“About 80 percent of patients with a hip fracture are never treated” for osteoporosis, Dr. E. Michael Lewiecki, director of the New Mexico Clinical Research & Osteoporosis Center in Albuquerque and lead author of the study, said in an interview, “although almost all have osteoporosis and are at risk of another hip fracture.”
Although bone-sparing medication has been shown to reduce the risk of a second hip fracture, one study of 22,598 patients found that use of the drugs declined from “an already dismal 15 percent in 2004 to an abysmal 3 percent in the last quarter of 2013,” Dr. Sundeep Khosla, a bone specialist at the Mayo Clinic in Rochester, Minn., wrote in an editorial in 2016 in the Journal of Bone and Mineral Research. He likened the situation to not treating patients for high blood pressure or elevated cholesterol following a heart attack.
Calling it “a crisis in the treatment of osteoporosis,” Dr. Khosla said, “Despite the development of several effective drugs to prevent fractures, many patients, even those who unequivocally need treatment, are either not being prescribed osteoporosis medication at all, or when prescribed, refuse to take them.”
The problem is hardly trivial, both for patients and society at large. Considering hip fractures alone, depending on how they are treated, average direct medical costs for the first six months range from $34,509 to $54,054, most of which is paid for by Medicare, the study authors wrote. Each year more than 300,000 people over 65, three-quarters of them women, are hospitalized with a fractured hip.
The personal costs are far greater. About 20 percent to 30 percent of patients die within a year following a hip fracture and, the researchers reported, “Of those who survive, many do not regain their pre-fracture level of function. About 50 percent of patients with hip fractures will never be able to ambulate without assistance and 25 percent will require long-term care.”
A number of factors may have contributed to the downward trend in hip fractures that ended in 2012, according to Dr. Ethel Siris, a co-author of the new study and director of the Toni Stabile Osteoporosis Center of the Columbia University Medical Center in New York.
“The population may be getting healthier, people are doing more exercise and may be more careful about falling,” she suggested in an interview. But most likely a leading factor, she and her co-authors believe, was the introduction in 1995 of the drug Fosamax, a bisphosphonate that slows or prevents the loss of bone density, resulting in stronger bones.

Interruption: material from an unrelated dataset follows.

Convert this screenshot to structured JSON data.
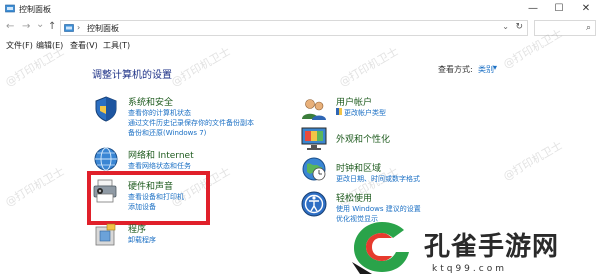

Fosamax is now available generically as alendronate, and has been joined by several other medications capable of promoting stronger bones. However, Dr. Siris said, “There is clearly a treatment gap. Prescriptions have fallen off, and even when people at risk are offered medication, they are refusing to take it.”
Millions of prospective patients who could benefit from bone-preserving drugs are now afraid to take them. The fear probably has its roots in overly aggressive marketing and doctors who overprescribed bisphosphonates for every patient in the beginning stages of bone loss, a condition called osteopenia, with treatment often continued years longer than now considered appropriate.
Then in the early 2000s, alarming news reports began to appear linking extended use of bisphosphonates to two uncommon bone problems: a very rare fracture of the femur and an even rarer condition called osteonecrosis of the jaw. A fear of these complications resulted in more than a 50 percent decline in bisphosphonate use from 2008 to 2012, Dr. Khosla said.
At the same time, Medicare reimbursements for bone density tests were sharply reduced, and doctors who did them in private offices could no longer afford to, which limited patient access and diagnosis and treatment of serious bone loss despite major improvements in treatment guidelines, Dr. Lewiecki said.
In the more than two decades since bisphosphonates were introduced, “we’ve learned a lot about how to treat and whom to treat,” he said. “We’re much wiser now about selecting patients for treatment.” No longer is osteopenia a condition that by itself warrants medication unless other factors indicate the patient has a significantly increased risk of breaking a major bone.
Patients should be treated if their bone density measurement indicates osteoporosis in the hip, spine or forearm, the experts said. But even if the test indicates only osteopenia, Dr. Siris said, “patients should be considered osteoporotic if they already sustained a nontraumatic fracture in the hip, spine, shoulder, pelvis and sometimes the wrist or if they score high enough on FRAX,” an online fracture risk calculator to estimate one’s risk of breaking a hip or other major bone in the next 10 years. Her advice is three-pronged: “medication when appropriate, an adequate intake of calcium and vitamin D, and don’t fall.” “Treatment should be individualized,” Dr. Khosla said. “Each patient is different, with different family history, risk factors, how fast they’re losing bone and their personal concerns. If the focus is on patients with a high risk of fracture, the evidence is clear that the benefits of drug treatment well outweigh the risks.”